Evaluating an AI model’s performance is a critical step to ensure that it meets both technical benchmarks and business success metrics. This evaluation typically involves measuring the model’s accuracy, precision, recall, and F1 score against a validation dataset that the model has not previously seen. The validation dataset serves as a proxy to assess whether the model generalizes well to new data and sustains its performance in real-world scenarios. If the model does not meet the defined performance goals or business objectives, an iterative process of fine tuning is required to optimize outcomes.
Fine tuning primarily involves adjusting the model’s hyperparameters—settings that influence the learning process, such as learning rate, batch size, or network architecture parameters. This iterative tuning is essential to improving the model’s predictive accuracy and robustness. Multiple rounds of training, evaluation, and hyperparameter adjustment may be necessary until the model achieves satisfactory performance metrics. Once fine tuning is complete, a final evaluation is conducted using a separate testing dataset to confirm the model’s readiness for deployment.

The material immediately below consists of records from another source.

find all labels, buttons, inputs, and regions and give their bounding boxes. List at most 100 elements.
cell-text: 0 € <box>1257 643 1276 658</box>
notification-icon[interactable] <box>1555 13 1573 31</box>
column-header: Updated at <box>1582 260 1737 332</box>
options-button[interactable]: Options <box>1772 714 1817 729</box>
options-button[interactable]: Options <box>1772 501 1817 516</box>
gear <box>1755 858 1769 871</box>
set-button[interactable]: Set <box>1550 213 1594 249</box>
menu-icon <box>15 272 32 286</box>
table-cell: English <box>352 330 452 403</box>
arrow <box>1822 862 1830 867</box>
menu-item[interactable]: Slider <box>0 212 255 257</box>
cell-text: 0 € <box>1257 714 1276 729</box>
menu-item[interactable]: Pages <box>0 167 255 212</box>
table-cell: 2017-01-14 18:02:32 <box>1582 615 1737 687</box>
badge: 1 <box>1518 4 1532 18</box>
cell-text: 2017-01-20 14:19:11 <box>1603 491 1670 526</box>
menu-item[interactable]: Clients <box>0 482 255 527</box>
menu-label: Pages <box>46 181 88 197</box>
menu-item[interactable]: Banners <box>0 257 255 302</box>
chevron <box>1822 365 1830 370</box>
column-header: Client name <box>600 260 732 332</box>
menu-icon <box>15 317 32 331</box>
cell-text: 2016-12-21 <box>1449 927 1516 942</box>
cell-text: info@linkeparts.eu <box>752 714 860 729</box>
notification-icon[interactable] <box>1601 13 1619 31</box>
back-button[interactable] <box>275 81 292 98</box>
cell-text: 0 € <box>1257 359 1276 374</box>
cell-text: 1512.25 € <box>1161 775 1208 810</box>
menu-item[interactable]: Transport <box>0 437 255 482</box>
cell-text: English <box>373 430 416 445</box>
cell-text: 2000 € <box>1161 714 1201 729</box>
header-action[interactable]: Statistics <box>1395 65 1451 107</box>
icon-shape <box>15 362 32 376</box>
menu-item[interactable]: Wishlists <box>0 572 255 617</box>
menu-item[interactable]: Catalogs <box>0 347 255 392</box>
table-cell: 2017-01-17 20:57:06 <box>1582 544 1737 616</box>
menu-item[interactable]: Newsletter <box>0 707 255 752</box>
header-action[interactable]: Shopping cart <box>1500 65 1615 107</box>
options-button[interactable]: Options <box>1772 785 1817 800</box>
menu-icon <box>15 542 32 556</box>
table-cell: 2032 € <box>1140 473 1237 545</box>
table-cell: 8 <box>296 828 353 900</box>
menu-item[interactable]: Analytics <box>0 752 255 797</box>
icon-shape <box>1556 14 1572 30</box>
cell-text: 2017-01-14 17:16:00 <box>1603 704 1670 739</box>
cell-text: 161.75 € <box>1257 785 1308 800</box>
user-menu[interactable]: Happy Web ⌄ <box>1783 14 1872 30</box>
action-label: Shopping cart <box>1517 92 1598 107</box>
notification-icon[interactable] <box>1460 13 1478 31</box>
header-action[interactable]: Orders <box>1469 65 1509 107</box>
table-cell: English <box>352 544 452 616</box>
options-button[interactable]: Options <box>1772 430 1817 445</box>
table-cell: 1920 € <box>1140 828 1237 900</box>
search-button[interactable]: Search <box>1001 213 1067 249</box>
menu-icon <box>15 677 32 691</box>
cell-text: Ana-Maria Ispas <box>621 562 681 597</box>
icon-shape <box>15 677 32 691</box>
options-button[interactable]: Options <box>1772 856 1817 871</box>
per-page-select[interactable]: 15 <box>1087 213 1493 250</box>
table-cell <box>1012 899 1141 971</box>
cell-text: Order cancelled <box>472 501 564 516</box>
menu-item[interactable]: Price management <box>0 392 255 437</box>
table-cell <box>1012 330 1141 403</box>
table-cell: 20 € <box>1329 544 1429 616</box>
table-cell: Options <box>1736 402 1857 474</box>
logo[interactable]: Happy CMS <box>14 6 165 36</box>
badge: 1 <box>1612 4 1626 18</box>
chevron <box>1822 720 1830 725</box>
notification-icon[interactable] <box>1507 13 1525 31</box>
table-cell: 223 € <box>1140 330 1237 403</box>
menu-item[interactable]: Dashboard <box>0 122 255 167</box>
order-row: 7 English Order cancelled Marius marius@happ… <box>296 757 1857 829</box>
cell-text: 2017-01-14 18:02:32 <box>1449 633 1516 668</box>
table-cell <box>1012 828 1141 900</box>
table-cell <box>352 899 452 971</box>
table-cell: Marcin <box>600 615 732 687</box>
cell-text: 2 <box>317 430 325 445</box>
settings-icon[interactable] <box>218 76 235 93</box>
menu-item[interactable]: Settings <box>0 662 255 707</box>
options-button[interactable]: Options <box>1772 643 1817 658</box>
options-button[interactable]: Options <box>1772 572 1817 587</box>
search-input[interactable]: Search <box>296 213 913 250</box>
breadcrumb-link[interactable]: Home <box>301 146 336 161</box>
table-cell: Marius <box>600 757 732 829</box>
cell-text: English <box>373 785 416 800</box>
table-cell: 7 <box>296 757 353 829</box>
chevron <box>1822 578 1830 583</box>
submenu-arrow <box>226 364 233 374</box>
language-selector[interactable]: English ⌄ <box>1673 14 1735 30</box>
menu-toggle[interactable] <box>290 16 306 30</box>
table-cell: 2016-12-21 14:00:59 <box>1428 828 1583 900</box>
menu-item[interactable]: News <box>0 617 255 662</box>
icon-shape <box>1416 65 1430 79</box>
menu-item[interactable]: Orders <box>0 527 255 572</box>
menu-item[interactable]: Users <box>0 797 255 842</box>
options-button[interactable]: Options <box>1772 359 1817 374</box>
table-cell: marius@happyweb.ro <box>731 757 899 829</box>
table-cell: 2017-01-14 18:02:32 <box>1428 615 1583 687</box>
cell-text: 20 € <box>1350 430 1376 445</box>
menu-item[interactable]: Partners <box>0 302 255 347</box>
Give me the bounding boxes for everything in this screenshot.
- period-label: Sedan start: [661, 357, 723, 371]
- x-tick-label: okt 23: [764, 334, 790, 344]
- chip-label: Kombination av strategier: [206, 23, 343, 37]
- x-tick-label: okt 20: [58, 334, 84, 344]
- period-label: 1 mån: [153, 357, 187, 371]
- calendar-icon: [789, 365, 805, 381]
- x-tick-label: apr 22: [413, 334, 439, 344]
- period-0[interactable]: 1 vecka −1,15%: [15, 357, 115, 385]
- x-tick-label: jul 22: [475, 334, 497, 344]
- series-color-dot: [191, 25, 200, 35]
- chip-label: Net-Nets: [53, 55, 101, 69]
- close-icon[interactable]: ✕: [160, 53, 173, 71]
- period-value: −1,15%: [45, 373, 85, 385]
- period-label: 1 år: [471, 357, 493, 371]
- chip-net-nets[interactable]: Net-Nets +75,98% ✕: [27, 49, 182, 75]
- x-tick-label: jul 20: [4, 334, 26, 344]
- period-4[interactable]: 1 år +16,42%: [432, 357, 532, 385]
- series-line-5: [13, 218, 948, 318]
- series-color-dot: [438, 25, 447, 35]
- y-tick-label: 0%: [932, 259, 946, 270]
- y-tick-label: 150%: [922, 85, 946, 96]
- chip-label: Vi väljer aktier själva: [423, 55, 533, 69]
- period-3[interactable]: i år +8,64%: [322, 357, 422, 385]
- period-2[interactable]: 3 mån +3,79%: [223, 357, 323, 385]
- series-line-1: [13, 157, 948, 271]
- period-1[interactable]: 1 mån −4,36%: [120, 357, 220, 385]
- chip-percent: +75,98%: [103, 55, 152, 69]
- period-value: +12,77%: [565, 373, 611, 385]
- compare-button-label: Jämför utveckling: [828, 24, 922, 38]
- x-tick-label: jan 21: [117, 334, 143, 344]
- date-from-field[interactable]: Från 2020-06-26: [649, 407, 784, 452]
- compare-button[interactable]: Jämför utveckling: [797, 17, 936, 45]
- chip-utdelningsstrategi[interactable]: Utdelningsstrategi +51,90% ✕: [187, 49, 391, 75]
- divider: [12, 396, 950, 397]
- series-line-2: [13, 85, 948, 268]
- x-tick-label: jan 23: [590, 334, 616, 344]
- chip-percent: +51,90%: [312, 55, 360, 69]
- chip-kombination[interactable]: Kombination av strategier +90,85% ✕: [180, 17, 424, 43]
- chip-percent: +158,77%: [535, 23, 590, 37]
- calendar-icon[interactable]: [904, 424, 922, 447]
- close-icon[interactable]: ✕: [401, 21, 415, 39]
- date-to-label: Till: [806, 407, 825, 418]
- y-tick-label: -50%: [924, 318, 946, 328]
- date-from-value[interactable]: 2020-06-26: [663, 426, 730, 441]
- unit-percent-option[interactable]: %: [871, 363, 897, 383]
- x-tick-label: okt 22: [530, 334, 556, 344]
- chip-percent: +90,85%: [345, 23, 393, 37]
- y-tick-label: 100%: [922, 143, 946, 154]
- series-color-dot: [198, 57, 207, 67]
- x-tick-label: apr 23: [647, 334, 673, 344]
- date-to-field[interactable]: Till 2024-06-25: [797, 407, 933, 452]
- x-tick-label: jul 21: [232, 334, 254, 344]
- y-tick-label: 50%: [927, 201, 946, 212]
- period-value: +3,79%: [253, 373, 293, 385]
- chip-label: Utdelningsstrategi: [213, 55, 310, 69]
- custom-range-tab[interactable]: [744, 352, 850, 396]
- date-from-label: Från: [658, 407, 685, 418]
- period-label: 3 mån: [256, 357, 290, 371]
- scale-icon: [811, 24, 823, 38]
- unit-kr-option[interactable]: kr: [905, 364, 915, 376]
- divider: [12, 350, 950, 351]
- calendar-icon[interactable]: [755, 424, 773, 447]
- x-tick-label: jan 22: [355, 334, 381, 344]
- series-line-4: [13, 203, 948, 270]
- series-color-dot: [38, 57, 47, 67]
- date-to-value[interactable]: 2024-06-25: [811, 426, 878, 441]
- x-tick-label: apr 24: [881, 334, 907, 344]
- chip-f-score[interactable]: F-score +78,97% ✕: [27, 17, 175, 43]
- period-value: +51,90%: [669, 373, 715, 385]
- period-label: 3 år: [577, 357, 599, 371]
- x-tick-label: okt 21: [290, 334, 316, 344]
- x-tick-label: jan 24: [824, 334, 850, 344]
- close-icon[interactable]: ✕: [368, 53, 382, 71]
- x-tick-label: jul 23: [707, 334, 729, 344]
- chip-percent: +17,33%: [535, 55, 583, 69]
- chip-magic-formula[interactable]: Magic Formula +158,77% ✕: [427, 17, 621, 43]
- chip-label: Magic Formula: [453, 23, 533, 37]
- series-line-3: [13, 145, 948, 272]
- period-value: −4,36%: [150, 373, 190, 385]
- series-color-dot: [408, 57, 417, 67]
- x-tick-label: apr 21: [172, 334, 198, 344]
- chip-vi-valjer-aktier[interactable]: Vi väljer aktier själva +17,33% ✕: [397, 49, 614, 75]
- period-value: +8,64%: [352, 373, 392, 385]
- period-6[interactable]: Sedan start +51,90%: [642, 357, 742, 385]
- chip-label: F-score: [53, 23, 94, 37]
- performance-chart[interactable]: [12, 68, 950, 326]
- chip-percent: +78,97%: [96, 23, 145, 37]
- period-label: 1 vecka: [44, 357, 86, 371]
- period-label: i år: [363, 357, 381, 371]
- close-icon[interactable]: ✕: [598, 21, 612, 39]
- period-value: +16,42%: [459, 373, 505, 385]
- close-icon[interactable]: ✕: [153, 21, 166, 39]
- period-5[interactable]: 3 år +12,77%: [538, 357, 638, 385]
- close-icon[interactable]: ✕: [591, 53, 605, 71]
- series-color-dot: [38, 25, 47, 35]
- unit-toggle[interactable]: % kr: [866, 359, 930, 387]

Beyond initial training and tuning, continuous monitoring of the model’s performance is necessary to detect model drift—an erosion of model accuracy over time due to changes in input data characteristics or emerging patterns not represented in the original training data. Model drift can manifest as declines in key metrics such as precision or recall, potentially leading to suboptimal or erroneous outputs. Organizations should implement monitoring systems that track these metrics and alert stakeholders when performance degrades beyond acceptable thresholds.
When model drift is detected, retraining the model with updated and representative datasets is often required to restore performance. This retraining may also include further fine tuning to adapt to new data distributions or business conditions. Regular maintenance cycles that incorporate retraining and fine tuning help maintain the AI system’s relevance, accuracy, and alignment with evolving business goals.